I tried many different things to isolate this issue such as checking conflicting processes, watching processmon, and eliminating the network as a source of problems.

 

Eventually I hit the right combination of google keywords and came across this post.

 

Based on that recommendation I disabled Cortana and immediately saw improved response times from Excel. Hopefully Microsoft fixes this bug in time for Office 365 integration with Cortana!

 

File Server and remote office collaboration

I had someone email me about DFSR and file locking based on some old comments on a Ned Pyle post from the Ask DS blog on technet.
I wrote up a detailed response of how I’ve handled this issue in my environment, and decided that response would make a good post to share, so here it is:

 

It’s a long story actually. Not sure if you read my post from April 2013, but I effectively gave up on DFSR due to the instability we were experiencing. Still not sure if it was underlying storage causing it, or just the scale at which we were operating. PeerSync couldn’t keep up with the rate of change on our file servers when we piloted it, and neither could PeerLock when we tried to integrate it with DFSR.

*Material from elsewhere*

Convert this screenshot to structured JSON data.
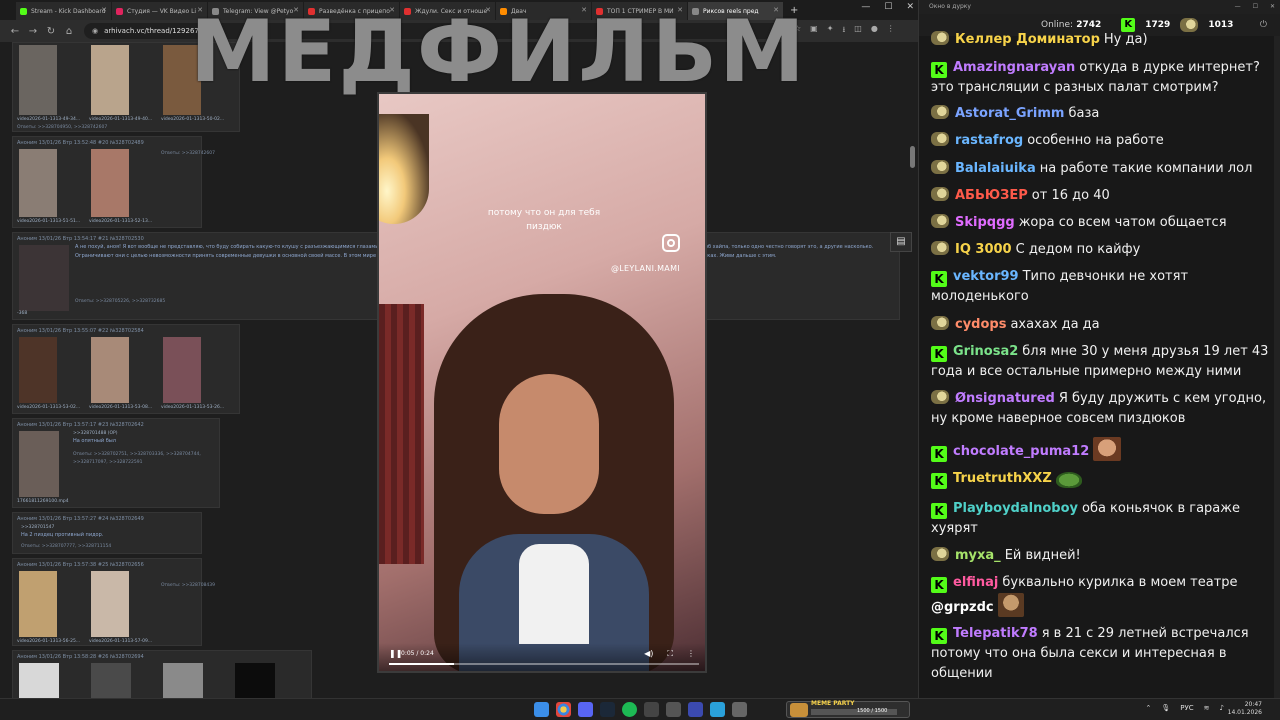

So stuff crashed in April 2013, I gave up on DFSR and we intended on using Silver Peak WAN acceleration across our site-to-site VPNs, combined with RDS or Citrix XenApp.

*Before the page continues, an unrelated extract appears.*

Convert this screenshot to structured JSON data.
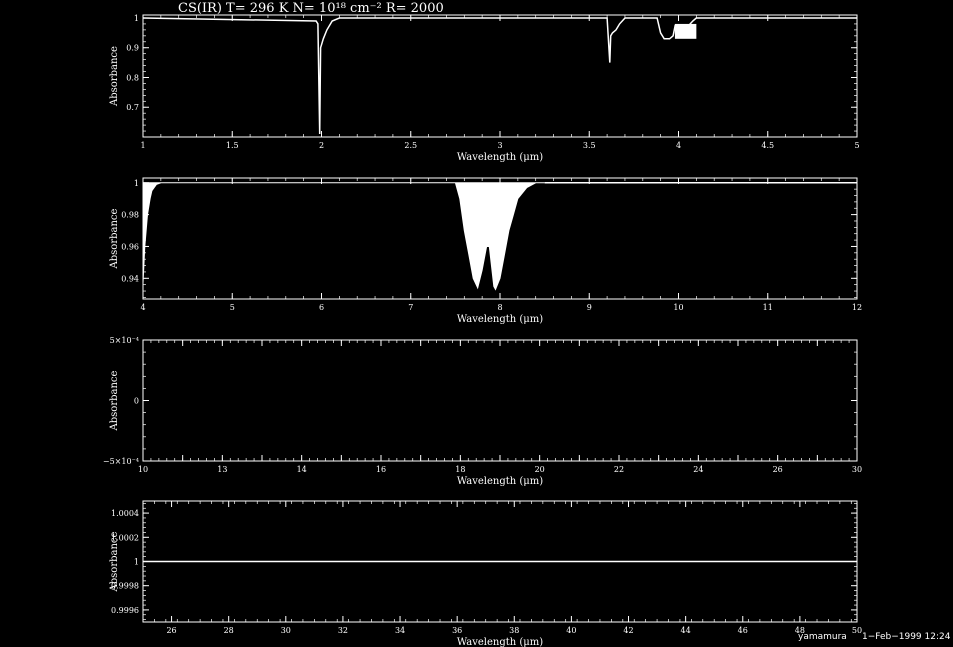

Then my company was acquired by a much bigger engineering firm, and all my plans were interrupted. We basically left our users to suffer (since we had already used DFSR to create a single namespace, when we quit DFSR we just kept a ‘single source of truth’) for months because the parent company was going to roll out a global WAN.

That did eventually happen in late 2014, so at that point we had Riverbed Steelheads providing 80% data reduction across the WAN and a 7ms link between our biggest branch and head office (where the most pain was for ACAD production).

We occasionally heard rumbling from staff that it wasn’t good enough, and so we pressed on-wards with purchase of a 30-seat Citrix XenApp environment with a dedicated nVidia GRID K2 card for GPU acceleration. However we really screwed up the user communication and training and failed to get adequate buy-in from CAD management to enforce it’s use.

XenApp works fantastic for apps like ArcGIS Desktop and GlobalMapper, but

we really struggled with mouse lag in all AutoCAD streams (except Revit which we don’t use). We went as far as a specialized consultant out of the UK and they couldn’t figure it out either.

I had begun the process of looking at Panzura, which I raved about here. It still looks like the best overall solution to a centralized file server with geographic collaboration on AutoCAD files. But the price tag for two offices was close to $60k not counting cloud storage costs, and I had just purchased a whole bunch of new storage so i didn’t want new Panzura hardware, and they don’t support Hyper-V for their virtual instance (which still blows my mind).

Ultimately, a couple months ago we had a big meeting with all our CAD managers and consensus was that:
– The majority of work performed in branch offices is acceptable due to the Riverbed Steelheads and low latency provided by the global WAN
– The work that doesn’t perform well due to huge file sizes would be done with XenApp and the mouse lag would just be accepted. But I don’t think the CAD managers are actively encouraging this.

And that’s where we’re at right now; not really solving the issue but trying to find improvements as best we can.